Relations remain rocky between residents of a BX neighbourhood and a businessman proposing a gravel pit next door.
Klayton Mertion continues to be the focus of political debate and a 655-name petiton over his bid to mine gravel from two hectares on Brentwood Road, off of East Vernon Road.
“No one has come around and talked to us about this. To this day, they have never asked us what our plan is,” said the owner of Mertion Excavating.
“My intention is to keep it only for my own business.”
But, residents insist their concerns are valid.
“We were told this would just be a homesite but after 100 trucks of gravel came out, we knew this wasn’t just a homesite,” said Terry Donnelly, who has lived on Brentwood Road for 40 years.
“It’s not just a bit of landscaping. That’s industrial.”
Final approval for the application rests with the Ministry of Mines but the proposal is currently before the Agricultural Land Commission because the site is in the Agricultural Land Reserve.
“It substantially increases the agricultural use,” said Mertion of removing some mounds of earth and levelling the site off for crops or other uses.
Besides wanting to construct a home there, Mertion admits that a primary interest in removing gravel is financial.
“I have to go to Coldstream or past the dump for aggregate. There’s no source in this part of town. I’m the closest to Silver Star and the road maintenance (company) has called me.”
He anticipates about 60,000 metres of gravel being removed over five years and he disputes claims that will create traffic problems.
“I only have two trucks,” he said.
Mertion says he has purchased a water truck to keep dust down and he has hired a consultant to ensure the area along BX Creek is protected.

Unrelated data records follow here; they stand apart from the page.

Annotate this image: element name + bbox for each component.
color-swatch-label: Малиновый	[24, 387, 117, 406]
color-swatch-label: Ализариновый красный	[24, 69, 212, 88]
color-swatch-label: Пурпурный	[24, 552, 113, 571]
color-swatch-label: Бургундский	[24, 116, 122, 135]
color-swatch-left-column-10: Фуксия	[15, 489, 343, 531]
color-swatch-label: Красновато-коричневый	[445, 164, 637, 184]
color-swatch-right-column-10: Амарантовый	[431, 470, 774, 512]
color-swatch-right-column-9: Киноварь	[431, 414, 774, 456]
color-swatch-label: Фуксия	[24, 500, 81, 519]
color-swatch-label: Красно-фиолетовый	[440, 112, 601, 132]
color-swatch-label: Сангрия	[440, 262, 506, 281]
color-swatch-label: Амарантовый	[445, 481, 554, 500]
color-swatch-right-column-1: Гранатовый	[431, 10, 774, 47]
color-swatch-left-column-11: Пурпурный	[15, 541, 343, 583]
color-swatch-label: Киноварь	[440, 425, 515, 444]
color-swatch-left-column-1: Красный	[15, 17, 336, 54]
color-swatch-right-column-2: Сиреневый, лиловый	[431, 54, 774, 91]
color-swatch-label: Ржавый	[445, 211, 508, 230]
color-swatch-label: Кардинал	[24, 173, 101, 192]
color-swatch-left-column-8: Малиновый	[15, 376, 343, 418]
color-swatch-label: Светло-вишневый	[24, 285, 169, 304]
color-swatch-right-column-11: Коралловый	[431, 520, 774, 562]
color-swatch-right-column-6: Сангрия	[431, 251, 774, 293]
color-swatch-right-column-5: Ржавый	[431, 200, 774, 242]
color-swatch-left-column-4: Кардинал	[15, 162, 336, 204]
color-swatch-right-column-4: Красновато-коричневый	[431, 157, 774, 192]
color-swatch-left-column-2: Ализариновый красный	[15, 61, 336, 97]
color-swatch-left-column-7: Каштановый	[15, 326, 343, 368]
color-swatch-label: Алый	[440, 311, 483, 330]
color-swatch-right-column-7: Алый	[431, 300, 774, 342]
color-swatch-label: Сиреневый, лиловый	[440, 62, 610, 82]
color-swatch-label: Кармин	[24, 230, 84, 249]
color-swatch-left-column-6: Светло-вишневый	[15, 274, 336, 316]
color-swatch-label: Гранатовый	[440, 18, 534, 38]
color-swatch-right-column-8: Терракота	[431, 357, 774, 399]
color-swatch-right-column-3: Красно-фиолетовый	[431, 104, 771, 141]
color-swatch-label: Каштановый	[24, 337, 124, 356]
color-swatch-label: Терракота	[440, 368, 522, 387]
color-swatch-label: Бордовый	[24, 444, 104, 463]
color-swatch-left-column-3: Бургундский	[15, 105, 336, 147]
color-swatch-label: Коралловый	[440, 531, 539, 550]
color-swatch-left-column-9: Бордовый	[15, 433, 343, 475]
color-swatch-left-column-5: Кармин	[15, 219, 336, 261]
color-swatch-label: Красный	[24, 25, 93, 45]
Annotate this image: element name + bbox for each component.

“I’ve already started replanting along the creek.”
Brentwood Road residents say a gravel pit could have a substantial impact on the environment.

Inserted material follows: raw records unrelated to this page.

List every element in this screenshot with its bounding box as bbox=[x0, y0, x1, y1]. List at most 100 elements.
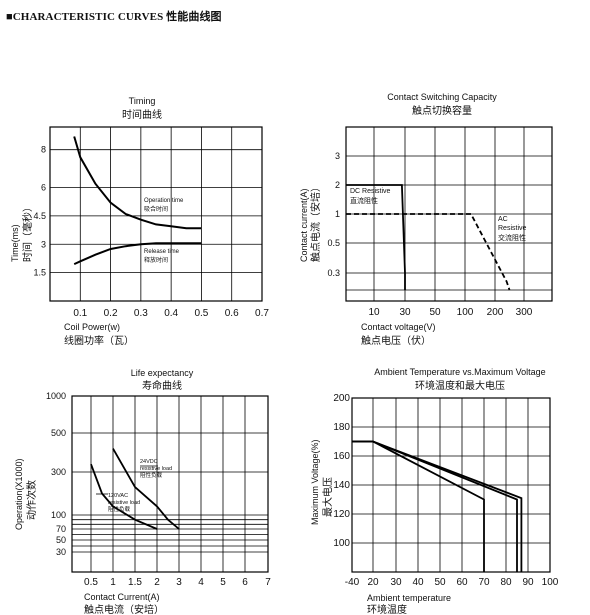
capacity-x-label: Contact voltage(V) bbox=[361, 322, 436, 332]
timing-x-label: Coil Power(w) bbox=[64, 322, 120, 332]
life-expectancy-chart: Life expectancy 寿命曲线 0.5 1 1.5 2 3 4 5 6 7 1000 5… bbox=[14, 368, 271, 615]
ac-annotation-line2: resistive load bbox=[108, 500, 140, 506]
x-tick-label: 70 bbox=[478, 577, 490, 588]
x-tick-label: 6 bbox=[242, 577, 248, 588]
ac-resistive-line bbox=[346, 213, 511, 291]
y-tick-label: 120 bbox=[333, 509, 350, 520]
x-tick-label: 0.1 bbox=[73, 308, 87, 319]
x-tick-label: 40 bbox=[412, 577, 424, 588]
life-y-label-cn: 动作次数 bbox=[25, 480, 38, 520]
capacity-y-label-cn: 触点电流（安培） bbox=[309, 182, 322, 262]
operation-time-label: Operation time bbox=[144, 198, 184, 204]
ambient-voltage-line bbox=[352, 440, 518, 572]
capacity-x-ticks: 10 30 50 100 200 300 bbox=[368, 307, 532, 318]
operation-time-label-cn: 吸合时间 bbox=[144, 205, 168, 213]
timing-plot-frame bbox=[49, 126, 263, 302]
ambient-x-label: Ambient temperature bbox=[367, 593, 451, 603]
x-tick-label: 50 bbox=[429, 307, 441, 318]
ambient-voltage-line bbox=[352, 440, 523, 572]
y-tick-label: 100 bbox=[51, 510, 66, 520]
timing-x-ticks: 0.1 0.2 0.3 0.4 0.5 0.6 0.7 bbox=[73, 308, 269, 319]
ac-annotation-cn: 阻性负载 bbox=[108, 505, 131, 513]
timing-chart: Timing 时间曲线 0.1 0.2 0.3 0.4 0.5 0.6 0.7 1.5 3 4.… bbox=[10, 96, 269, 347]
y-tick-label: 3 bbox=[335, 151, 340, 161]
ambient-temperature-chart: Ambient Temperature vs.Maximum Voltage 环… bbox=[310, 367, 559, 615]
capacity-title: Contact Switching Capacity bbox=[387, 92, 497, 102]
x-tick-label: 0.5 bbox=[84, 577, 98, 588]
x-tick-label: 0.4 bbox=[164, 308, 178, 319]
operation-time-curve bbox=[73, 136, 202, 230]
y-tick-label: 500 bbox=[51, 428, 66, 438]
y-tick-label: 300 bbox=[51, 467, 66, 477]
dc-annotation-line1: 24VDC bbox=[140, 459, 158, 465]
x-tick-label: 0.5 bbox=[194, 308, 208, 319]
y-tick-label: 140 bbox=[333, 480, 350, 491]
life-subtitle: 寿命曲线 bbox=[142, 379, 182, 392]
x-tick-label: 100 bbox=[542, 577, 559, 588]
life-plot-frame bbox=[71, 395, 269, 573]
x-tick-label: 60 bbox=[456, 577, 468, 588]
capacity-grid bbox=[346, 127, 552, 301]
ac-120v-life-curve bbox=[90, 463, 158, 530]
release-time-label-cn: 释放时间 bbox=[144, 256, 168, 264]
y-tick-label: 3 bbox=[41, 239, 46, 249]
x-tick-label: 0.7 bbox=[255, 308, 269, 319]
y-tick-label: 50 bbox=[56, 535, 66, 545]
ambient-grid bbox=[352, 398, 550, 572]
x-tick-label: 2 bbox=[154, 577, 160, 588]
ac-resistive-label: Resistive bbox=[498, 225, 527, 232]
dc-resistive-label: DC Resistive bbox=[350, 188, 391, 195]
y-tick-label: 0.3 bbox=[327, 268, 340, 278]
timing-title: Timing bbox=[129, 96, 156, 106]
capacity-y-label: Contact current(A) bbox=[299, 188, 309, 262]
x-tick-label: 3 bbox=[176, 577, 182, 588]
capacity-x-label-cn: 触点电压（伏） bbox=[361, 334, 431, 347]
x-tick-label: 5 bbox=[220, 577, 226, 588]
x-tick-label: 20 bbox=[367, 577, 379, 588]
ac-annotation-line1: 120VAC bbox=[108, 493, 128, 499]
life-grid bbox=[72, 396, 268, 572]
x-tick-label: 0.6 bbox=[225, 308, 239, 319]
release-time-curve bbox=[73, 242, 202, 266]
ambient-plot-frame bbox=[351, 397, 551, 573]
ambient-y-label-cn: 最大电压 bbox=[321, 477, 334, 517]
ac-resistive-label-cn: 交流阻性 bbox=[498, 233, 526, 242]
x-tick-label: 50 bbox=[434, 577, 446, 588]
ambient-y-label: Maximum Voltage(%) bbox=[310, 439, 320, 525]
x-tick-label: 90 bbox=[522, 577, 534, 588]
timing-y-label: Time(ms) bbox=[10, 224, 20, 262]
life-x-label-cn: 触点电流（安培） bbox=[84, 603, 164, 615]
x-tick-label: 30 bbox=[399, 307, 411, 318]
x-tick-label: 0.3 bbox=[134, 308, 148, 319]
x-tick-label: 10 bbox=[368, 307, 380, 318]
page-title: ■CHARACTERISTIC CURVES 性能曲线图 bbox=[6, 11, 222, 23]
x-tick-label: 0.2 bbox=[104, 308, 118, 319]
y-tick-label: 4.5 bbox=[33, 211, 46, 221]
ambient-y-ticks: 200 180 160 140 120 100 bbox=[333, 393, 350, 549]
ambient-series bbox=[352, 440, 523, 572]
timing-x-label-cn: 线圈功率（瓦） bbox=[64, 334, 134, 347]
y-tick-label: 180 bbox=[333, 422, 350, 433]
capacity-subtitle: 触点切换容量 bbox=[412, 104, 472, 117]
life-x-label: Contact Current(A) bbox=[84, 592, 160, 602]
dc-annotation-cn: 阻性负载 bbox=[140, 471, 163, 479]
dc-24v-life-curve bbox=[112, 448, 180, 530]
timing-grid bbox=[50, 127, 262, 301]
x-tick-label: 300 bbox=[516, 307, 533, 318]
ambient-title: Ambient Temperature vs.Maximum Voltage bbox=[374, 367, 545, 377]
x-tick-label: 80 bbox=[500, 577, 512, 588]
life-x-ticks: 0.5 1 1.5 2 3 4 5 6 7 bbox=[84, 577, 271, 588]
x-tick-label: 1.5 bbox=[128, 577, 142, 588]
dc-resistive-line bbox=[346, 184, 406, 290]
x-tick-label: 100 bbox=[457, 307, 474, 318]
y-tick-label: 2 bbox=[335, 180, 340, 190]
life-title: Life expectancy bbox=[131, 368, 194, 378]
y-tick-label: 1000 bbox=[46, 391, 66, 401]
timing-subtitle: 时间曲线 bbox=[122, 108, 162, 121]
y-tick-label: 70 bbox=[56, 524, 66, 534]
x-tick-label: 1 bbox=[110, 577, 116, 588]
timing-y-label-cn: 时间（毫秒） bbox=[21, 202, 34, 262]
y-tick-label: 200 bbox=[333, 393, 350, 404]
ac-label: AC bbox=[498, 216, 508, 223]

“There could be silt into the creek,” said resident Dale Urquhart, adding that noise and dust could also impact the appeal of the BX Creek hiking trail and the serenity of the area.
“There are farms all of the way around and bed and breakfasts.”
Another major concern is large trucks coming into conflict with motorists on Brentwood and East Vernon roads.
“You never know what’s coming. Vehicles come whipping around the (East Vernon) corner,” said Urquhart.
Many children also use East Vernon Road to walk to nearby BX Elementary School. There is minimal shoulder and no sidewalks.
“The thought of gravel trucks going through there is scary,” said Donnelly.
Besides the petition, the residents have put together a package expressing their opposition to the pit proposal. It will be presented to the ALC.
“They are going to hear from us,” said Donnelly.
“And if they allow it, the matter won’t end there. We will keep fighting it.”
The Regional District of North Okanagan board has asked Mines Minister Bill Bennett to personally review the gravel application instead of leaving a decision to ministry staff.
It has also been suggested that RDNO may amend zoning, which currently allows for gravel extraction on the Brentwood Road site.
Mertion believes that would be unfair after he has followed the process put before him.
“Change it for the next guy sure, but they’re not going to change it on my watch,” he said.
However, resident Blair Peden says gravel extraction wasn’t a permitted use in the residential zone until a provincial policy shift in 2003.
“When we bought there, it was a certainty a gravel pit wouldn’t be a neighbour,” he said.